“La vicenda di Cipro ha peggiorato la situazione sui mercati internazionali […] il sospetto è che ci sia un contagio, una perdita di fiducia”. Queste sono le parole dell’ex membro del comitato esecutivo della Bce, Lorenzo Bini Smaghi. Sono parole che riassumono la valutazione emersa in questi giorni, secondo cui il disastro economico cipriota possa incidere sulla già preesistente difficoltà dell’eurozona.

È vero che le due maggiori banche cipriote hanno creato un buco da 17 miliardi (a causa della svalutazione dei titoli di stato greci), ed è vero che questo buco dovrà essere colmato. Ma ciò che bisogna capire è che una cifra del genere a confronto delle proporzioni dell’Europa, risulta essere alquanto irrisoria (per intenderci la manovra finanziaria del 2011 del ministro Tremonti ammontava a 45,5 miliardi). Nell’estate del 2012 a seguito di accese discussioni, i premier europei avallarono la costituzione di un fondo salva stati (esm),con l’intento di contrastare le difficoltà finanziarie dei paesi membri. Perché oggi il fondo, fortemente voluto dall’ex premier italiano Mario Monti e tanto decantato dal governatore Draghi, non è in grado di coprire il danno causato da Cipro?

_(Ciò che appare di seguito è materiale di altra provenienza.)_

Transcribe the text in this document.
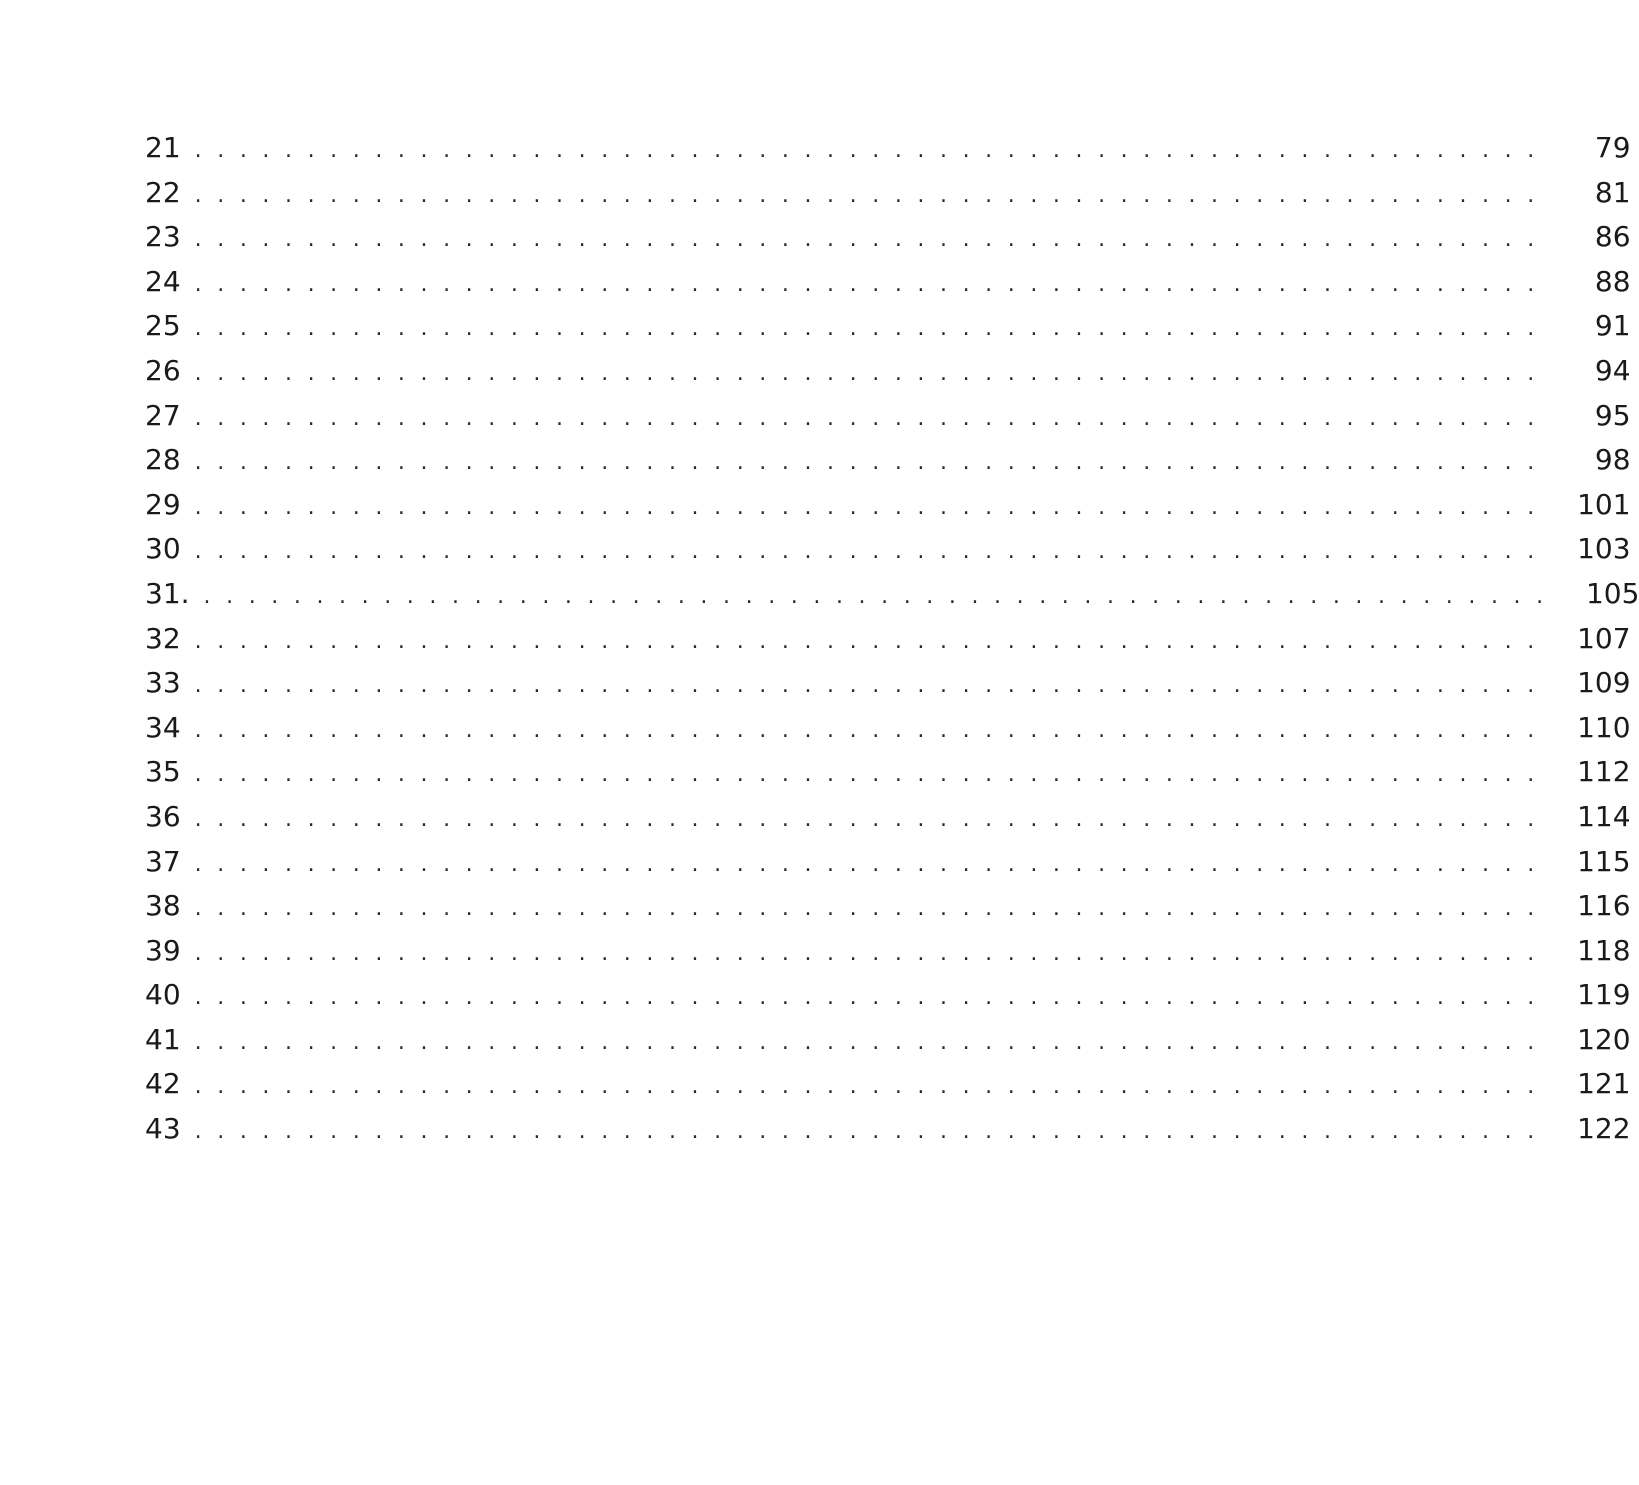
21 . . . . . . . . . . . . . . . . . . . . . . . . . . . . . . . . . . . . . . . . . . . . . . . . . . . . . . . . . . . .	79
22 . . . . . . . . . . . . . . . . . . . . . . . . . . . . . . . . . . . . . . . . . . . . . . . . . . . . . . . . . . . .	81
23 . . . . . . . . . . . . . . . . . . . . . . . . . . . . . . . . . . . . . . . . . . . . . . . . . . . . . . . . . . . .	86
24 . . . . . . . . . . . . . . . . . . . . . . . . . . . . . . . . . . . . . . . . . . . . . . . . . . . . . . . . . . . .	88
25 . . . . . . . . . . . . . . . . . . . . . . . . . . . . . . . . . . . . . . . . . . . . . . . . . . . . . . . . . . . .	91
26 . . . . . . . . . . . . . . . . . . . . . . . . . . . . . . . . . . . . . . . . . . . . . . . . . . . . . . . . . . . .	94
27 . . . . . . . . . . . . . . . . . . . . . . . . . . . . . . . . . . . . . . . . . . . . . . . . . . . . . . . . . . . .	95
28 . . . . . . . . . . . . . . . . . . . . . . . . . . . . . . . . . . . . . . . . . . . . . . . . . . . . . . . . . . . .	98
29 . . . . . . . . . . . . . . . . . . . . . . . . . . . . . . . . . . . . . . . . . . . . . . . . . . . . . . . . . . . .	101
30 . . . . . . . . . . . . . . . . . . . . . . . . . . . . . . . . . . . . . . . . . . . . . . . . . . . . . . . . . . . .	103
31. . . . . . . . . . . . . . . . . . . . . . . . . . . . . . . . . . . . . . . . . . . . . . . . . . . . . . . . . . . . .	105
32 . . . . . . . . . . . . . . . . . . . . . . . . . . . . . . . . . . . . . . . . . . . . . . . . . . . . . . . . . . . .	107
33 . . . . . . . . . . . . . . . . . . . . . . . . . . . . . . . . . . . . . . . . . . . . . . . . . . . . . . . . . . . .	109
34 . . . . . . . . . . . . . . . . . . . . . . . . . . . . . . . . . . . . . . . . . . . . . . . . . . . . . . . . . . . .	110
35 . . . . . . . . . . . . . . . . . . . . . . . . . . . . . . . . . . . . . . . . . . . . . . . . . . . . . . . . . . . .	112
36 . . . . . . . . . . . . . . . . . . . . . . . . . . . . . . . . . . . . . . . . . . . . . . . . . . . . . . . . . . . .	114
37 . . . . . . . . . . . . . . . . . . . . . . . . . . . . . . . . . . . . . . . . . . . . . . . . . . . . . . . . . . . .	115
38 . . . . . . . . . . . . . . . . . . . . . . . . . . . . . . . . . . . . . . . . . . . . . . . . . . . . . . . . . . . .	116
39 . . . . . . . . . . . . . . . . . . . . . . . . . . . . . . . . . . . . . . . . . . . . . . . . . . . . . . . . . . . .	118
40 . . . . . . . . . . . . . . . . . . . . . . . . . . . . . . . . . . . . . . . . . . . . . . . . . . . . . . . . . . . .	119
41 . . . . . . . . . . . . . . . . . . . . . . . . . . . . . . . . . . . . . . . . . . . . . . . . . . . . . . . . . . . .	120
42 . . . . . . . . . . . . . . . . . . . . . . . . . . . . . . . . . . . . . . . . . . . . . . . . . . . . . . . . . . . .	121
43 . . . . . . . . . . . . . . . . . . . . . . . . . . . . . . . . . . . . . . . . . . . . . . . . . . . . . . . . . . . .	122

Per rispondere a questa domanda forse può essere d’aiuto, analizzare  “il rapporto dei paesi congiunti” stilato dal Ministero degli Esteri italiano, riguardante la situazione macroeconomica della Repubblica di Cipro nel secondo semestre 2011, in cui si evince che: “Dalle esplorazioni finora effettuate in un’area della Zona Economica Esclusiva (il “Blocco 12”) sono risultati cospicui giacimenti di gas al confine con Israele”. Quindi il problema di Cipro non è riconducibile a un rischio di bancarotta, poiché l’isola del Mediterraneo può vantare una forte presenza di gas naturali che a loro volta sono anche la causa dell’accanimento a cui è soggetta.

Il trattamento firmato Troika è molto simile a quello già eseguito ai danni della Grecia. La trama è sempre la stessa: esposizione sul mercato finanziario (oggi Cipro colloca i titoli di stato a rendimenti di gran lunga superiori al 10%), speculazione e indebitamento forzoso a tassi di interesse insostenibili, con conseguente privatizzazione dei patrimoni pubblici. Come si può pensare che un’economia di poca consistenza come quella cipriota possa reggere tutto questo?

La verità è che determinate aree dell’eurozona sono messe all’asta, per soddisfare gli appetiti delle potenze più forti. Cipro, Grecia e un giorno forse anche Italia, Spagna e Portogallo sono messe ai saldi, per la gioia di potenze dell’Europa e non, che scelgono i pezzi migliori come se stessero facendo compere, una vera e propria Shopping Europe.